例えば、学校の⾳楽室のような場所なら、無数の孔を開けた「孔あき板」が壁や天井に貼ってあります。孔あき板が吸⾳材として働くため、ノイズに邪魔されることは少なくなるでしょう。ただし一般的な孔あき板は、厚さが400〜500mm程度になります。自宅にこの厚さを貼れるほどスペースに余裕がある人は、多くないはず。できたとしても、莫大なリフォーム費用がかかってしまいます。
そこまで大掛かりな工事ではなく、誰にでも簡単にできる方法で、騒音・ノイズの除去ができないか、と考えました。
厚さ10〜15mmで、効果的・選択的に邪魔な音を除去できる。
吸音材には大きく(1)多孔質・繊維系材料(2)共鳴器型(3)振動型の3タイプがあります。コストやサイズ、あるいはノイズを選択的に除去できるという利点から、私は(2)に着目しています。
写真左上を⾒てください。これは、私が取り組む共鳴器型の吸音材で、1辺100〜150mm程度の正方形タイル表面に1辺1.8mmの正方形の空いています。ただしよくある孔あき板と異なり、厚さは10〜15mmしかありません。
実は、吸音のために必要な経路をクネクネと曲げて、10mm程度の厚さの中に折りたたんだのです。折れ曲がるストローは90度くらい曲がりますが、あれをもっと急角度に、何度も折り曲げたもの、と思ってもらえばいいでしょう。
折り曲げた経路を伸ばすと、長さ約40mmと、一般的な孔あき板と同程度。1.8mmの正⽅形の孔から⼊った⾳によって、40mmの経路の空気が前後に振動します。そして経路の内壁による摩擦で振動のエネルギーが奪われ、吸⾳効果をもたらすのです。

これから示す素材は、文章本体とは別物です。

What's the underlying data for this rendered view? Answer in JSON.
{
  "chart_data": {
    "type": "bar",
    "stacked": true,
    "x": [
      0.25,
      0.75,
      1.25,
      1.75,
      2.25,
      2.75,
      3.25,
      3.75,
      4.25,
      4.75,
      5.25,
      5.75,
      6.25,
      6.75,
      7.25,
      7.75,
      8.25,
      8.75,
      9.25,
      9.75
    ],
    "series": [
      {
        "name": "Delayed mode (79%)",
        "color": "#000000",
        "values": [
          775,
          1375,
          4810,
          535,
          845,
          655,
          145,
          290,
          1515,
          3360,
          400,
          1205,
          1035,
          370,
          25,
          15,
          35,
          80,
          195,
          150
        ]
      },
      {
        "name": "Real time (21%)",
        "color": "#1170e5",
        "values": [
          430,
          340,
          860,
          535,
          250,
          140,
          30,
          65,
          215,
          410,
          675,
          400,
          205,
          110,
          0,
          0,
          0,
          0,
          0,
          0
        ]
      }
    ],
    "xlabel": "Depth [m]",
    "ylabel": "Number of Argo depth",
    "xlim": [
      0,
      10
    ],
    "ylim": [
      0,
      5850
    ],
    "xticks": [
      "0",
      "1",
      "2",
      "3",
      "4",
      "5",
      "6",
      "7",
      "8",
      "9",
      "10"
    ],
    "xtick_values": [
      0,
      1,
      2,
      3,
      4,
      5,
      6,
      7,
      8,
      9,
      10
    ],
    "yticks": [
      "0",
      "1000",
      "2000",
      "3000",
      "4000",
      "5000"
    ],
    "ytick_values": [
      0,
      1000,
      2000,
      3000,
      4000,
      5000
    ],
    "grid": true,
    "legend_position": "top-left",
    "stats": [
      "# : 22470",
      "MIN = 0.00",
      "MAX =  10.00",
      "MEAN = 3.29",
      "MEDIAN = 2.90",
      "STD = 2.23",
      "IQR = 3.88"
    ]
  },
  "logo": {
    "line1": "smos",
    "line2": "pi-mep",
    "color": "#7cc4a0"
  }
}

自宅に快適なスタジオ空間を作り、明瞭で伝わりやすい音を発信。
10〜15mmであれば通常の壁紙より少し厚い程度なので、気軽に自宅の壁の必要な部分に取り付けられるでしょう。部屋に間仕切りを置き、そこにこの吸音タイルを貼るだけでも、ある程度のノイズ除去効果を発揮してくれます。「室内の一角だけスタジオ空間を作りたい」という要望にも、応えることができるわけです。
孔の⼤きさや経路の⻑さ、経路を折りたたむ回数を変えれば、ある周波数の⾳を選択的に消すこともできます。通常、低周波の音を除去する場合、吸音材のサイズが大きくなりがちで一般家庭では難しいのですが、私の吸音材は低周波除去にも効果的で、しかも小サイズです。

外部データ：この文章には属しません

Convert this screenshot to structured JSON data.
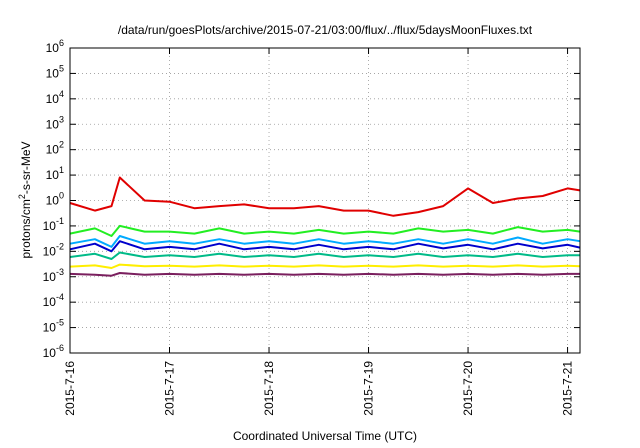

形状も自在です。これらの吸音タイルはゼミ室内の3Dプリンタで学生などが試作しているものなので、組み込まれる場所に応じて細⻑くも丸くもできます。室内空間だけではありません。例えば空調ダクトでは特定の周波数が響いてうなりのようなノイズを作ってしまいますが、その周波数を狙って吸音タイルをダクトに貼れば、雑音を大幅に減らせるでしょう。
身近な空間からノイズを除去することは、快適な暮らしを実現する大事な要素。SDGsの一つ「住み続けられるまちづくりを」という目標にも合致するものです。孔の⼤きさや経路の⻑さ、経路を曲げる回数などを変えて組み合わせた場合、もたらされる効果がどう変わるか、まだまだ検証は必要。ですが、課題を着実に解決し、快適な環境づくりに貢献していこうと思います。